Single by Patti Page
- B-side: "Roses Remind Me of You"
- Released: August 1950
- Genre: Pop
- Length: 3:13
- Label: Mercury Records 5455
- Songwriters: Paul Durand, Mitchell Parish

Patti Page singles chronology
| "I Don't Care if the Sun Don't Shine" (1950) | "All My Love (Bolero)" (1950) | "Back in Your Own Backyard" (1950) |

= All My Love (Patti Page song) =

"All My Love" is a 1950 popular song. The subtitle, in brackets, is Bolero. The music was written by Paul Durand. French lyrics under the title "Bolero" were written by Henri Contet, the English lyrics by Mitchell Parish.

==Patti Page recording==
It was popularized by Patti Page in 1950. The Page recording was issued by Mercury Records as catalog number 5455, and first reached the Billboard chart on August 26, 1950, lasting 22 weeks and peaking at number one.

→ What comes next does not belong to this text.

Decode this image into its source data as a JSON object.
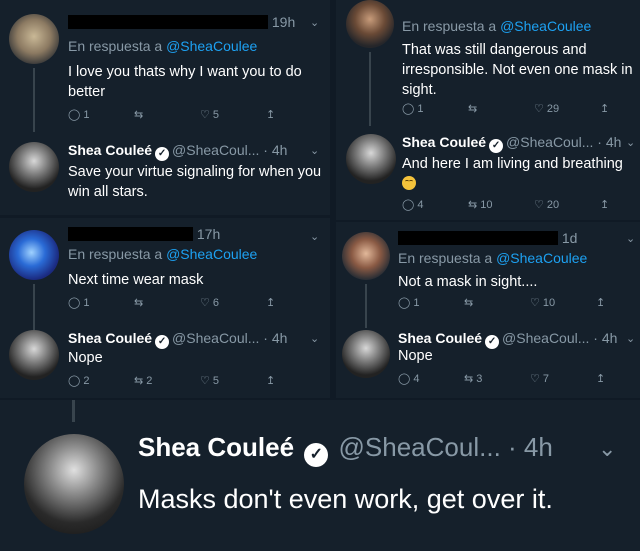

It was her first number-one hit.

==Other versions==
The much-covered hit was also popular in 1950 in versions by:
- Guy Lombardo (reached the No. 10 position in the Billboard charts)
- Percy Faith (No. 7 position), Bing Crosby with Jeff Alexander Chorus and Victor Young and His Orchestra (recorded June 23, 1950), No. 11 position)
- Dennis Day (No. 22 position).
- Caterina Valente also recorded the song for Decca Records in 1958.
- Pinchi, pseudonym of Giuseppe Perotti, an Italian lyricist, wrote an adaptation in the language, entitled "Bolero", which was recorded by Carlo Buti on Columbia CQ 2077 for the Astoria Music Editions of Milan, Via Orefici.